Approximate Pruned and Truncated Haar Discrete Wavelet Transform VLSI Hardware for Energy-Efficient ECG Signal Processing

• Published in: IEEE transactions on circuits and systems. I, Regular papers Vol. 68; no. 5; pp. 1814 - 1826
• Main Authors: Seidel, Henrique Bestani, da Rosa, Morgana Macedo Azevedo, Paim, Guilherme, da Costa, Eduardo Antonio Cesar, Almeida, Sergio J. M., Bampi, Sergio
• Format: Journal Article
• Language: English
• Published: New York IEEE 01.05.2021; The Institute of Electrical and Electronics Engineers, Inc. (IEEE)

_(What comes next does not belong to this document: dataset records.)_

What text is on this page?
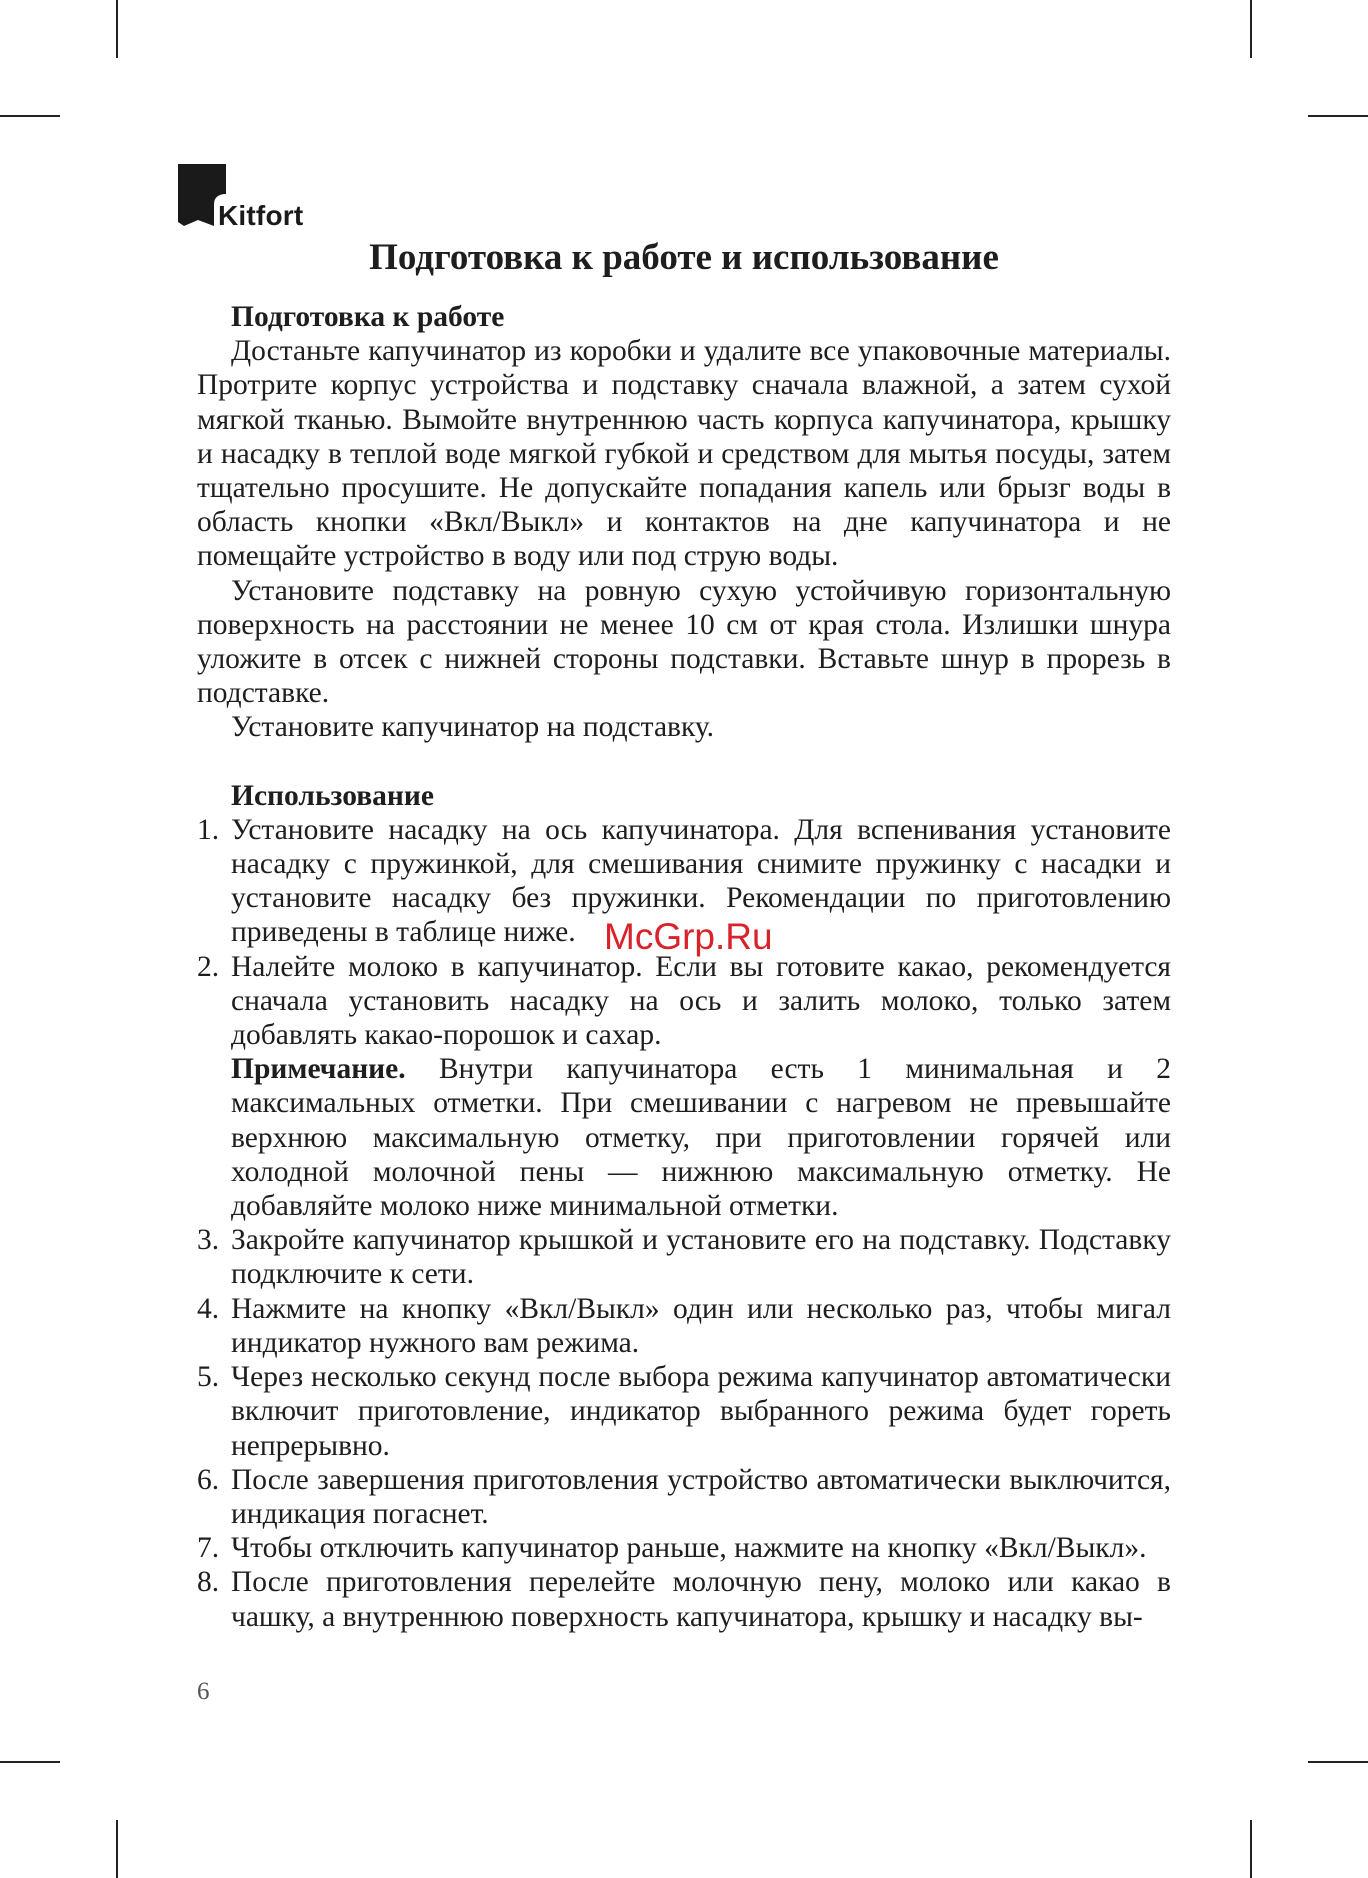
Kitfort
Подготовка к работе и использование

Подготовка к работе

Достаньте капучинатор из коробки и удалите все упаковочные материалы. Протрите корпус устройства и подставку сначала влажной, а затем сухой мягкой тканью. Вымойте внутреннюю часть корпуса капучинатора, крышку и насадку в теплой воде мягкой губкой и средством для мытья посуды, затем тщательно просушите. Не допускайте попадания капель или брызг воды в область кнопки «Вкл/Выкл» и контактов на дне капучинатора и не помещайте устройство в воду или под струю воды.

Установите подставку на ровную сухую устойчивую горизонтальную поверхность на расстоянии не менее 10 см от края стола. Излишки шнура уложите в отсек с нижней стороны подставки. Вставьте шнур в прорезь в подставке.

Установите капучинатор на подставку.

Использование

1. Установите насадку на ось капучинатора. Для вспенивания установите насадку с пружинкой, для смешивания снимите пружинку с насадки и установите насадку без пружинки. Рекомендации по приготовлению приведены в таблице ниже.
2. Налейте молоко в капучинатор. Если вы готовите какао, рекомендуется сначала установить насадку на ось и залить молоко, только затем добавлять какао-порошок и сахар.

Примечание. Внутри капучинатора есть 1 минимальная и 2 максимальных отметки. При смешивании с нагревом не превышайте верхнюю максимальную отметку, при приготовлении горячей или холодной молочной пены — нижнюю максимальную отметку. Не добавляйте молоко ниже минимальной отметки.

3. Закройте капучинатор крышкой и установите его на подставку. Подставку подключите к сети.
4. Нажмите на кнопку «Вкл/Выкл» один или несколько раз, чтобы мигал индикатор нужного вам режима.
5. Через несколько секунд после выбора режима капучинатор автоматически включит приготовление, индикатор выбранного режима будет гореть непрерывно.
6. После завершения приготовления устройство автоматически выключится, индикация погаснет.
7. Чтобы отключить капучинатор раньше, нажмите на кнопку «Вкл/Выкл».
8. После приготовления перелейте молочную пену, молоко или какао в чашку, а внутреннюю поверхность капучинатора, крышку и насадку вы-
McGrp.Ru
6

• Subjects: Accuracy; Approximate computing; Computer architecture; Discrete Wavelet Transform; Discrete wavelet transforms; ECG processing; Electrocardiography; Embedded systems; Energy efficiency; Haar discrete wavelet transform; Hardware; Integrated circuits; Multimedia; Pruning; Signal processing; Signal processing algorithms; Signal to noise ratio; Transforms; VLSI design; Wavelet transforms; Wearable technology
• ISSN: 1549-8328; 1558-0806
• DOI: 10.1109/TCSI.2021.3057584

The approximate computing paradigm emerged as a key alternative for trading off accuracy and energy efficiency. Error-tolerant applications, such as multimedia and signal processing, can process the information with lower-than-standard accuracy at the circuit level while still fulfilling a good and acceptable service quality at the application level. The automatic detection of R-peaks in an electrocardiogram (ECG) signal is the essential step preceding ECG processing and analysis. The Haar discrete wavelet transform (HDWT) is a low-complexity pre-processing filter suitable to detect ECG R-peaks in embedded systems like wearable devices, which are incredibly energy-constrained. This work presents an approximate HDWT hardware architecture for ECG processing at very high energy efficiency. Our best-proposal employing pruning within the approximate HDWT hardware architecture requires just seven additions. The use of a truncation technique to improve energy efficiency is also investigated herein by observing the evolution of the signal-to-noise ratio and the ultimate impact in the ECG peak-detection application. This research finds that our HDWT approximate hardware architecture proposal accepts higher truncation levels than the original HDWT. In summary: Our results show about 9 times energy reduction when combining our HDWT matrix approximation proposal with the pruning and the highest acceptable level of truncation while still maintaining the R-peak detection performance accuracy of 99.68% on average.